I agree with the two items you mention as a cause of continued spending into geezerhood. But you may be missing an important factor for some folks: independence.

DW and I cherish being on our own and calling our own shots. If the time comes when we can't stay in our own home independently due to physical limitations, we want to be able to afford expensive services to allow us to do so. Our family won't have the time to be our independence enablers but will likely be able to oversee our expenditures to ensure we're not ripped off.

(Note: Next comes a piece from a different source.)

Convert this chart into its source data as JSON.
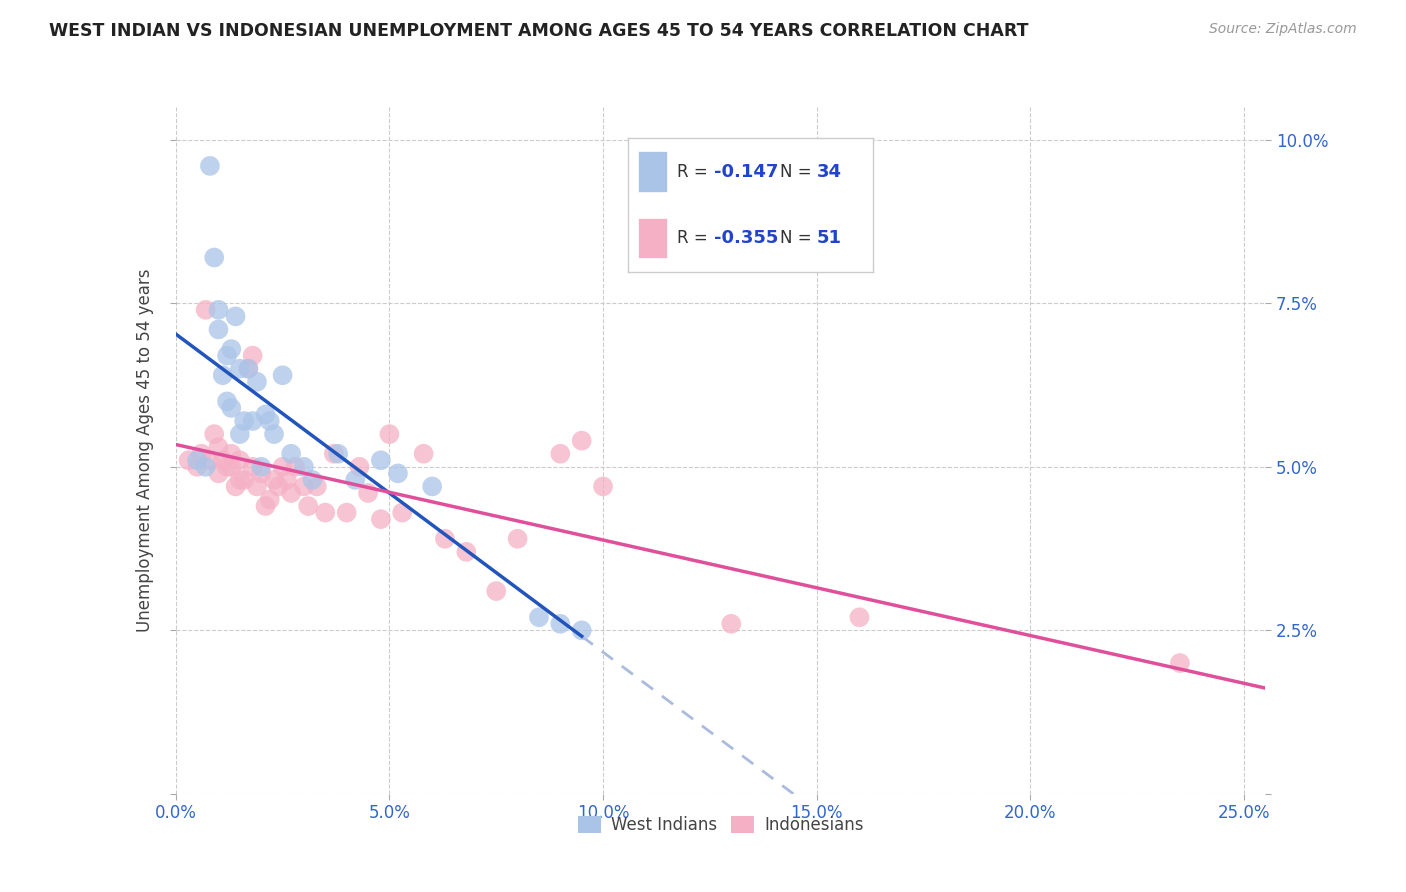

With an on call handyman, house cleaner, lawn and garden service, driver, shopping service, etc., we've seen older friends and relatives stretch their years of independence significantly.

7 years into FIRE and at age 66, we haven't needed any help traveling yet but we just saw an example of folks who did. We just returned from a week fishing in northern Minnesota where we stay at an American plan lodge on a lake in the NW corner of the state. Older (than us) folks arrived with a grand-nephew in tow. They just didn't feel physically comfortable being out on the lake alone, hauling trolling motor batteries around, etc. anymore. They paid for meals and accomodation for the young, strapping lad and gave him a nice stipend as well. He was a well spoken 18 yr old who loves to fish and the outdoors and he helped his uncle with the driving (it's 12 hours from Chicago) and heavy lifting. He helped me with a few things too.

There are a few things we'd do more of today if we were comfortable that we'd be spending less in the future, so there is some sacrifice involved. But we're fortunate that our FIRE situation is adequate enough that the things we'd spend the extra on today aren't that meaningful to us. If circumstances work out that we can buy some independence down the road, we hope we're prepared to do so.